At dawn the phone rang, and Dan Keller
listened to the duty officer tell him about another unexplained death in
Dhahran main camp, residential community for the world's largest oil company.
Keller swung his feet out of bed and sat on the edge, massaging the sleep from
his long face and asking pointed questions. Then he stood up and stretched and
hung up the phone.
Two
weeks ago, a Scottish seismic engineer had been found dead in his bathtub, his
lungs filled with bath water. The middle-aged man was face down, his legs
tucked under him like a Muslim at prayer, his face below the soapy water.
Aramco Industrial Security had notified the local Saudi police, who ruled the
death a suicide. He’d inhaled the water like air, the coroner said.
Keller
showered and shaved, dressed in khakis and a yellow polo shirt, and drove to
457 Willow Lane in his six-year-old Nissan Patrol. Aramco’s main camp was lush
with greenery, neatly trimmed lawns, semi-tropical flowers and palm trees, its
neighborhoods studded with ranch houses topped with faux terracotta roofs.
Sixty years ago the oil company had been founded by Standard Oil of California,
and in time evolved into a consortium that included Exxon, Mobil and Texaco.
Now it was Saudi-owned, but Aramco still employed thousands of expatriate
professionals, and their sprawling residential community in Dhahran retained a
1960’s West Coast flavor.
Two
red-and-white Industrial Security cars were parked in front of 457 Willow. The
Saudi police had not yet arrived. A small, dark Indian gardener in green
coveralls, oblivious to the incident, was watering hibiscus bushes in the front
yard. The front door was open. Keller climbed out of his car and went inside.
“His name
is Buffling, Anthony Buffling,” said Muhammad Al-Shaikh, the top security man
on the scene, who met Keller in the hall and accompanied him into the living
room.

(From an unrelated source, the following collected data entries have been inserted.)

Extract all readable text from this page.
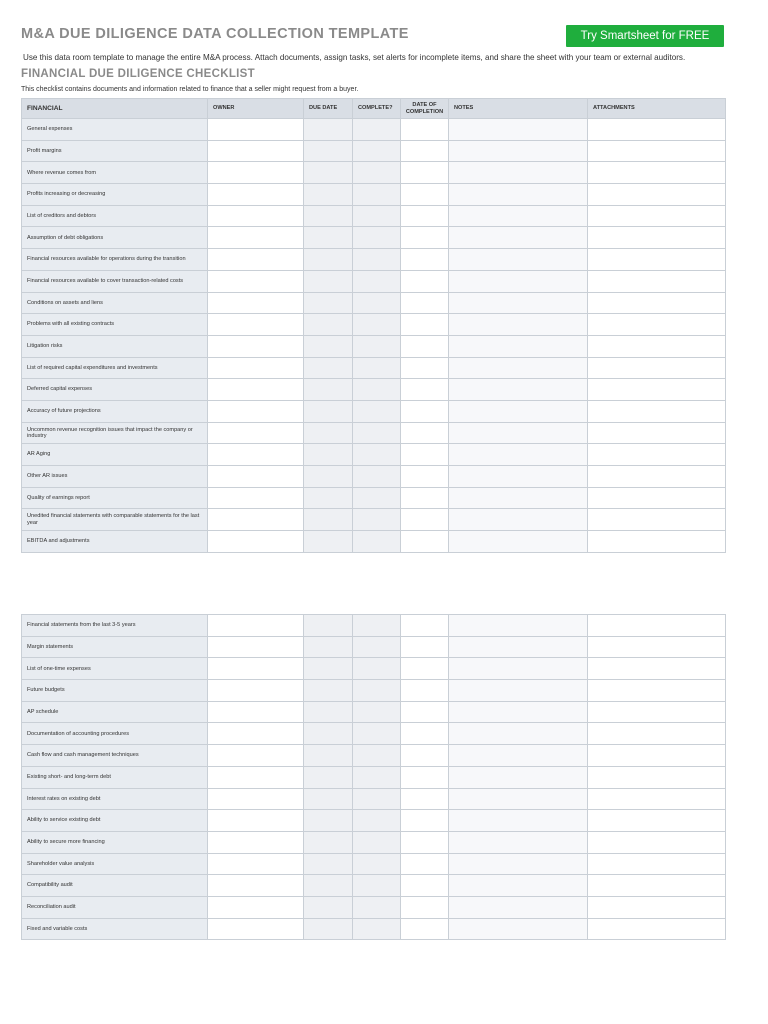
M&A DUE DILIGENCE DATA COLLECTION TEMPLATE	Try Smartsheet for FREE
Use this data room template to manage the entire M&A process. Attach documents, assign tasks, set alerts for incomplete items, and share the sheet with your team or external auditors.
FINANCIAL DUE DILIGENCE CHECKLIST
This checklist contains documents and information related to finance that a seller might request from a buyer.
FINANCIAL	OWNER	DUE DATE	COMPLETE?	DATE OF COMPLETION	NOTES	ATTACHMENTS
General expenses						
Profit margins						
Where revenue comes from						
Profits increasing or decreasing						
List of creditors and debtors						
Assumption of debt obligations						
Financial resources available for operations during the transition						
Financial resources available to cover transaction-related costs						
Conditions on assets and liens						
Problems with all existing contracts						
Litigation risks						
List of required capital expenditures and investments						
Deferred capital expenses						
Accuracy of future projections						
Uncommon revenue recognition issues that impact the company or industry						
AR Aging						
Other AR issues						
Quality of earnings report						
Unedited financial statements with comparable statements for the last year						
EBITDA and adjustments						
Financial statements from the last 3-5 years						
Margin statements						
List of one-time expenses						
Future budgets						
AP schedule						
Documentation of accounting procedures						
Cash flow and cash management techniques						
Existing short- and long-term debt						
Interest rates on existing debt						
Ability to service existing debt						
Ability to secure more financing						
Shareholder value analysis						
Compatibility audit						
Reconciliation audit						
Fixed and variable costs						
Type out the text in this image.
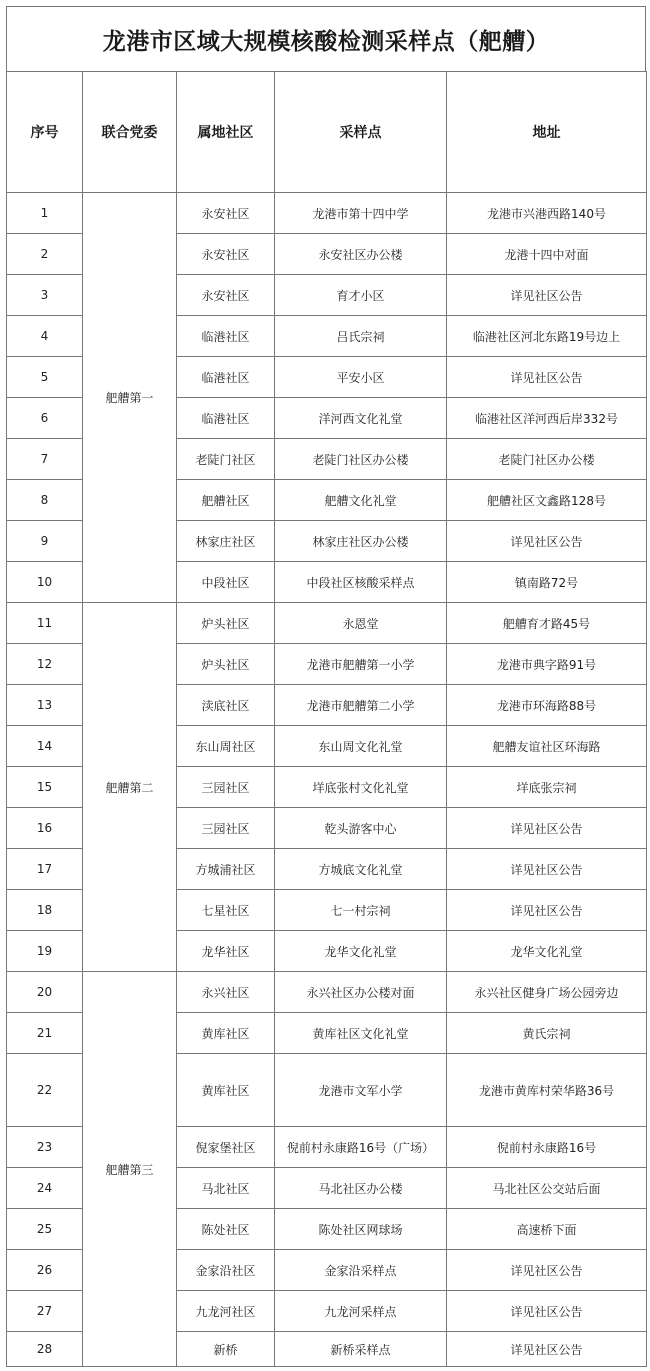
龙港市区域大规模核酸检测采样点（舥艚）
序号	联合党委	属地社区	采样点	地址
1	舥艚第一	永安社区	龙港市第十四中学	龙港市兴港西路140号
2		永安社区	永安社区办公楼	龙港十四中对面
3		永安社区	育才小区	详见社区公告
4		临港社区	吕氏宗祠	临港社区河北东路19号边上
5		临港社区	平安小区	详见社区公告
6		临港社区	洋河西文化礼堂	临港社区洋河西后岸332号
7		老陡门社区	老陡门社区办公楼	老陡门社区办公楼
8		舥艚社区	舥艚文化礼堂	舥艚社区文鑫路128号
9		林家庄社区	林家庄社区办公楼	详见社区公告
10		中段社区	中段社区核酸采样点	镇南路72号
11	舥艚第二	炉头社区	永恩堂	舥艚育才路45号
12		炉头社区	龙港市舥艚第一小学	龙港市典字路91号
13		渎底社区	龙港市舥艚第二小学	龙港市环海路88号
14		东山周社区	东山周文化礼堂	舥艚友谊社区环海路
15		三园社区	垟底张村文化礼堂	垟底张宗祠
16		三园社区	乾头游客中心	详见社区公告
17		方城浦社区	方城底文化礼堂	详见社区公告
18		七星社区	七一村宗祠	详见社区公告
19		龙华社区	龙华文化礼堂	龙华文化礼堂
20	舥艚第三	永兴社区	永兴社区办公楼对面	永兴社区健身广场公园旁边
21		黄库社区	黄库社区文化礼堂	黄氏宗祠
22		黄库社区	龙港市文军小学	龙港市黄库村荣华路36号
23		倪家堡社区	倪前村永康路16号（广场）	倪前村永康路16号
24		马北社区	马北社区办公楼	马北社区公交站后面
25		陈处社区	陈处社区网球场	高速桥下面
26		金家沿社区	金家沿采样点	详见社区公告
27		九龙河社区	九龙河采样点	详见社区公告
28		新桥	新桥采样点	详见社区公告
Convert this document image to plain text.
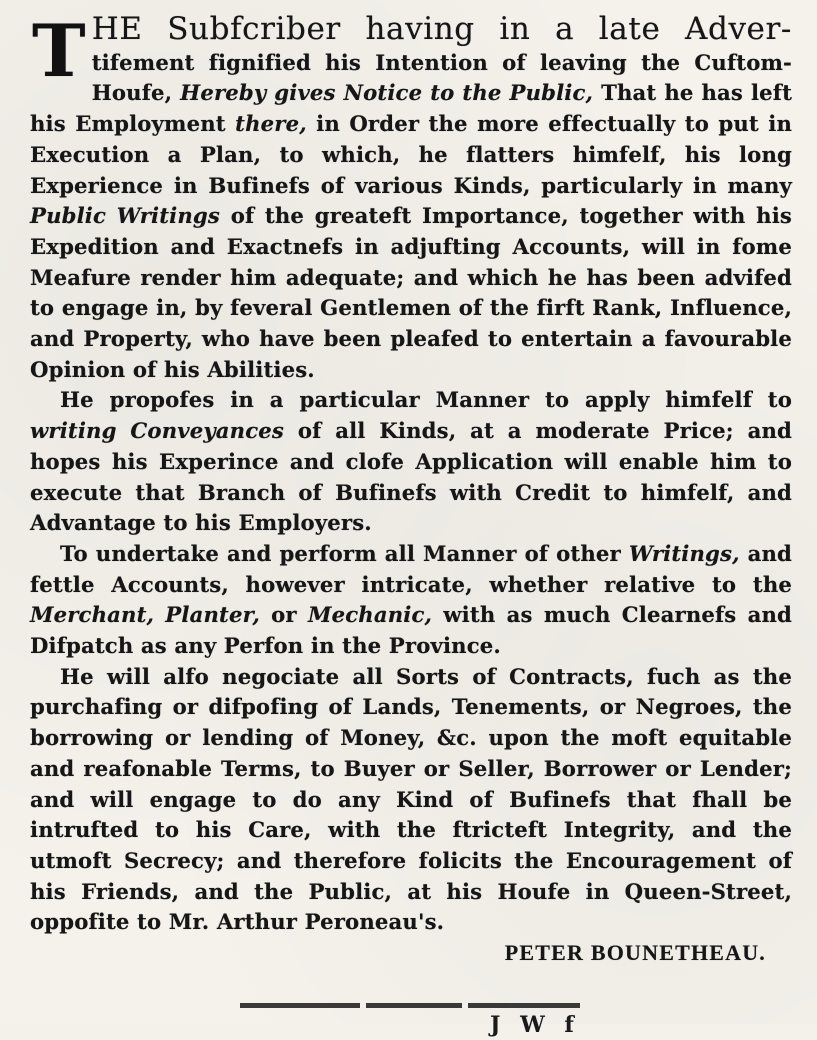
THE Subfcriber having in a late Adver- tifement fignified his Intention of leaving the Cuftom-Houfe, Hereby gives Notice to the Public, That he has left his Employment there, in Order the more effectually to put in Execution a Plan, to which, he flatters himfelf, his long Experience in Bufinefs of various Kinds, particularly in many Public Writings of the greateft Importance, together with his Expedition and Exactnefs in adjufting Accounts, will in fome Meafure render him adequate; and which he has been advifed to engage in, by feveral Gentlemen of the firft Rank, Influence, and Property, who have been pleafed to entertain a favourable Opinion of his Abilities.

He propofes in a particular Manner to apply himfelf to writing Conveyances of all Kinds, at a moderate Price; and hopes his Experince and clofe Application will enable him to execute that Branch of Bufinefs with Credit to himfelf, and Advantage to his Employers.

To undertake and perform all Manner of other Writings, and fettle Accounts, however intricate, whether relative to the Merchant, Planter, or Mechanic, with as much Clearnefs and Difpatch as any Perfon in the Province.

He will alfo negociate all Sorts of Contracts, fuch as the purchafing or difpofing of Lands, Tenements, or Negroes, the borrowing or lending of Money, &c. upon the moft equitable and reafonable Terms, to Buyer or Seller, Borrower or Lender; and will engage to do any Kind of Bufinefs that fhall be intrufted to his Care, with the ftricteft Integrity, and the utmoft Secrecy; and therefore folicits the Encouragement of his Friends, and the Public, at his Houfe in Queen-Street, oppofite to Mr. Arthur Peroneau's.

PETER BOUNETHEAU.

J W f
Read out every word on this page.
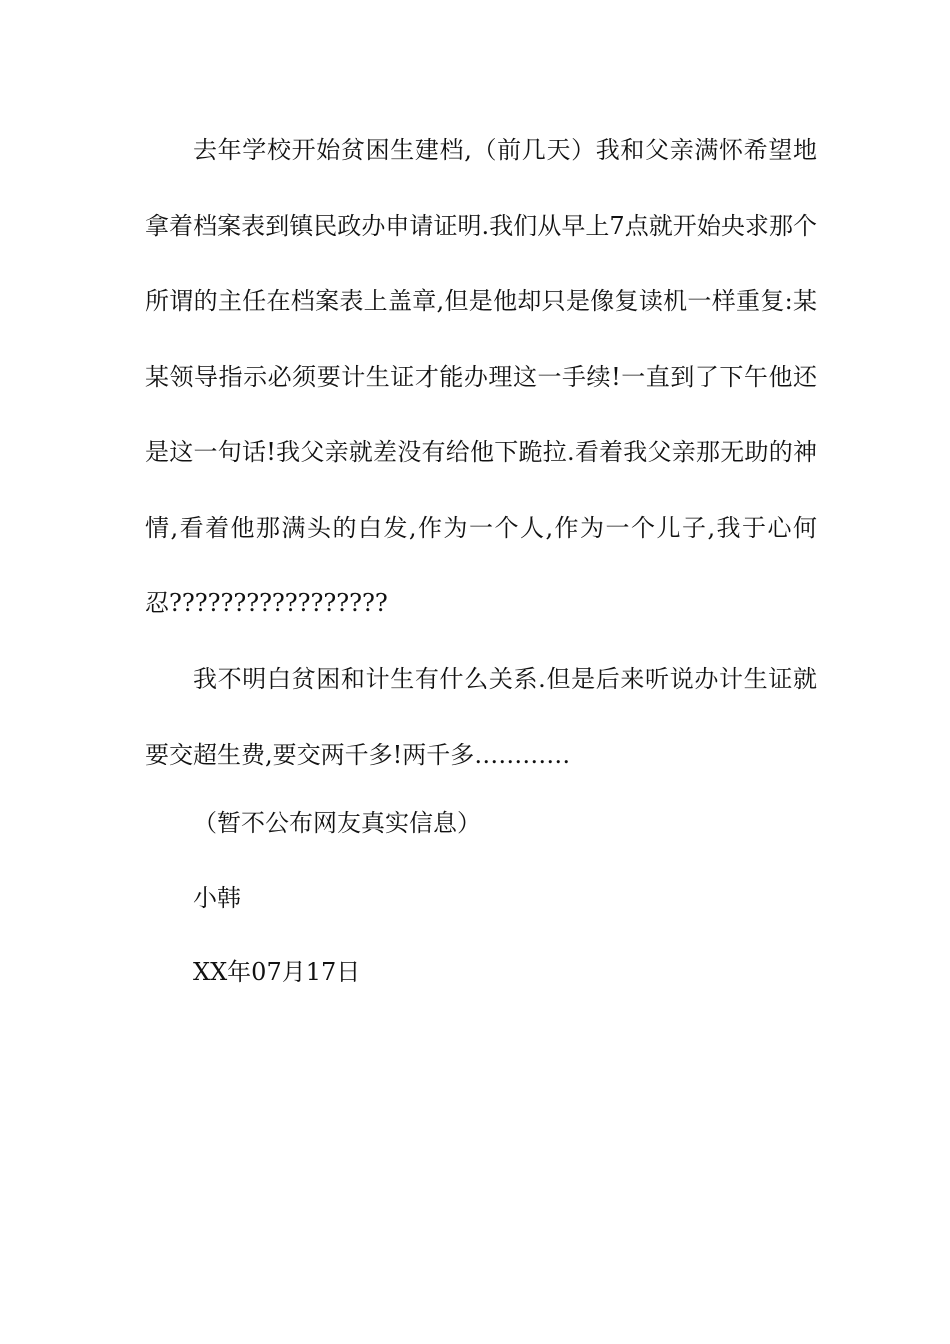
去年学校开始贫困生建档,（前几天）我和父亲满怀希望地拿着档案表到镇民政办申请证明.我们从早上7点就开始央求那个所谓的主任在档案表上盖章,但是他却只是像复读机一样重复:某某领导指示必须要计生证才能办理这一手续!一直到了下午他还是这一句话!我父亲就差没有给他下跪拉.看着我父亲那无助的神情,看着他那满头的白发,作为一个人,作为一个儿子,我于心何忍?????????????????

我不明白贫困和计生有什么关系.但是后来听说办计生证就要交超生费,要交两千多!两千多…………

（暂不公布网友真实信息）

小韩

XX年07月17日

Two other brown-uniformed security men were standing there, on either
side of the stepladder that dominated the middle of the room. Buffling was
hanging by a rope, his body stretched along the steps, face up, his eyes and
mouth open, his face frozen in an expression of utter surprise. He appeared to be
of average height and weight. The victim’s legs were spread wide on either side
of the ladder, the soles of his shoes partly visible. His backside rested on
one of the steps. He was wearing tan Dockers and a Fuddrucker’s T-shirt. There
was no blood, no bruises on his arms or face. Simply a thick rope knotted
tightly around his throat, and at the top of the ladder. It wasn’t taut.
“Don’t
touch him,” Keller said. “Don’t touch anything.”
“He was in
Exploration R&D,” Al-Shaikh said. “I spoke with his supervisor. He just got
back from the Rub’ al-Khali. Doing seismic research.” The Rub’ was the Empty
Quarter, the great, uninhabited sand desert that swallowed up the southern
third of the country. “He was off work today, and was due to go into his office
at the EXPEC Building tomorrow.” EXPEC: the Exploration and Petroleum
Engineering Center, heart of Aramco’s oil and gas search effort.
“Where in
the Rub’?” Keller asked.
“Sorry?”
“Where
exactly in the Rub’ al-Khali was he working?”
“Oh,”
Al-Shaikh said. “Hima – a new wildcat area northeast of Najran, on the western
edge of the great desert. That other guy, the Scotsman, was working that field
too. Small world, eh?”
Keller
shook his head slowly. “Damn,” he muttered. “Muhammad, we’ve got a problem.”